Milano, 02 ago. (askanews) – La mappatura genetica più dettagliata mai realizzata del luppolo, ingrediente essenziale nella produzione della birra, per sviluppare varietà più resistenti al cambiamento delle condizioni climatiche. E’ il risultato storico raggiunto dal Carlsberg research laboratory, il laboratorio di ricerca presso l’headquarter del gruppo a Copenaghen e annunciato dalla controllata italiana in vista della Giornata mondiale della birra che si terrà il prossimo 7 agosto.
La scoperta, pubblicata sulla rivista scientifica Nature Communications, risponde alle sfide poste dal cambiamento climatico. Le temperature crescenti e le siccità prolungate minacciano la resa e la qualità dei raccolti nelle principali regioni di coltivazione. Grazie alla creazione della “mappa del Dna”, per la prima volta si sa esattamente dove sono i tratti del genoma che determinano resa, aroma e resistenza della pianta. In questo modo scienziati e coltivatori ora hanno in mano gli strumenti necessari per sviluppare varietà di luppolo più resistenti e capaci di adattarsi a condizioni meteorologiche imprevedibili e migliorare e accelerare la selezione con un approccio molto più preciso e mirato.
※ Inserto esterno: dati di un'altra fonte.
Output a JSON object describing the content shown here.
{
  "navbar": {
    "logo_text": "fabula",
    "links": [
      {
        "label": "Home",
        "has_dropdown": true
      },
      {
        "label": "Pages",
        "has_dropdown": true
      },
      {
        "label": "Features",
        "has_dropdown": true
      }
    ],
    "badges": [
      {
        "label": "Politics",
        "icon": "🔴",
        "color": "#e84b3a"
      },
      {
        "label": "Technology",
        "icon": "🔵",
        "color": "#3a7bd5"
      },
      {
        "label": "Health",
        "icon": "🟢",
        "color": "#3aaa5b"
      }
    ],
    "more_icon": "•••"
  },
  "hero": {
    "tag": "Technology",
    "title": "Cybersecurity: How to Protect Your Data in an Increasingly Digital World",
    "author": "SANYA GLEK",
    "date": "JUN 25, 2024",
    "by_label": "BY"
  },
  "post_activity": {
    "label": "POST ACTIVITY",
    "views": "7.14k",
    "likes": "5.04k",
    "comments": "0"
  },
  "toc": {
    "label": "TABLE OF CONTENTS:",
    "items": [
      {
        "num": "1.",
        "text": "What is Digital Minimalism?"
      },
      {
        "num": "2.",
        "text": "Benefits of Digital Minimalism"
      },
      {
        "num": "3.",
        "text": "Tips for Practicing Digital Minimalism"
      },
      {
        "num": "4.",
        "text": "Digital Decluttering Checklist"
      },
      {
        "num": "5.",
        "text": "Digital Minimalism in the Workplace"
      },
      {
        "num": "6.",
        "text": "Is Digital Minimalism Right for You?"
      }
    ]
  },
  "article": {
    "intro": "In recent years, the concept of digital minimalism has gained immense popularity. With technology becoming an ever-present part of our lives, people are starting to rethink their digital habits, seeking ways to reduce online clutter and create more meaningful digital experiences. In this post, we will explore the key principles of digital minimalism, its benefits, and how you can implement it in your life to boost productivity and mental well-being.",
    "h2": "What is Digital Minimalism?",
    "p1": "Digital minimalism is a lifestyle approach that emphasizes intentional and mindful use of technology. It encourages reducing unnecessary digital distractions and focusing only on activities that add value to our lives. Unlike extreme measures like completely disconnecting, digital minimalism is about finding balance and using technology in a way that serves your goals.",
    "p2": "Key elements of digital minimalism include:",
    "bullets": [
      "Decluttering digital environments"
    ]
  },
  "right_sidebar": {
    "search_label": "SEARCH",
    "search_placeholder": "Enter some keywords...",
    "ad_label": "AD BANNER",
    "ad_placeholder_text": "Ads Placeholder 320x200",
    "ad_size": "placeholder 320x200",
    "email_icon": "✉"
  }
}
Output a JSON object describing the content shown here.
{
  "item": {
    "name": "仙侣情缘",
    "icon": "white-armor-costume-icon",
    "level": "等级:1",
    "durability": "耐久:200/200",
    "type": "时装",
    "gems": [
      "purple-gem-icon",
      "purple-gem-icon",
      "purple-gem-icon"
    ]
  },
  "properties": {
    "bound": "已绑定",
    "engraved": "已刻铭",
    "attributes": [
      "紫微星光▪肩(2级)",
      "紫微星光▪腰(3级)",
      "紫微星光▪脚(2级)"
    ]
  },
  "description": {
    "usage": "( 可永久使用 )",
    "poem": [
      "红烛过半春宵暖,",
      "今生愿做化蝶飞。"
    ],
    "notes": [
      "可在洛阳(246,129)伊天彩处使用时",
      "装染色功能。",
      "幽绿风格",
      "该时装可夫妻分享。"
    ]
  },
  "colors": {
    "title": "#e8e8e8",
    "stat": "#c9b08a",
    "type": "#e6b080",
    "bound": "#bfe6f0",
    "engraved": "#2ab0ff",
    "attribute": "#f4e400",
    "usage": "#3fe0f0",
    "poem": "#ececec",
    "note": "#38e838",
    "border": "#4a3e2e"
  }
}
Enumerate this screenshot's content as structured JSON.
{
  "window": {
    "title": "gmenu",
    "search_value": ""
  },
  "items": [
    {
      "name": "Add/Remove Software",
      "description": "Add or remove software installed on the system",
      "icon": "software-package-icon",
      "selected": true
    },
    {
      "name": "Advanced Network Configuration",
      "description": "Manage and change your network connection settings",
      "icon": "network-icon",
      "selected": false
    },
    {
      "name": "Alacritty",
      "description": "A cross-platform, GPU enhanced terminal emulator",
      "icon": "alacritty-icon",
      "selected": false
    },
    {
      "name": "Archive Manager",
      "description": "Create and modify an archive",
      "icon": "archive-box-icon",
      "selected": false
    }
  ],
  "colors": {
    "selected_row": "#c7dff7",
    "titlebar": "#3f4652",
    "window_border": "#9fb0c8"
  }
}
Nel concreto significa che si individueranno nuove varietà di luppolo che possano tollerare meglio il calore, la siccità e le mutevoli condizioni di crescita, contribuendo a salvaguardare l’approvvigionamento per il futuro e a stabilizzare i raccolti per gli agricoltori. Ma la scoperta consente anche una comprensione più profonda delle molecole responsabili del gusto che potrebbe sbloccare profili aromatici interamente nuovi. Dalle note fruttate a quelle floreali, fino a esperienze sensoriali precedentemente sconosciute. Inoltre le conoscenze genetiche potranno accelerare i tempi per l’innovazione e garantire un’agricoltura più sostenibile: colture naturalmente più resistenti ed efficienti, che richiedono meno input mantenendo la qualità.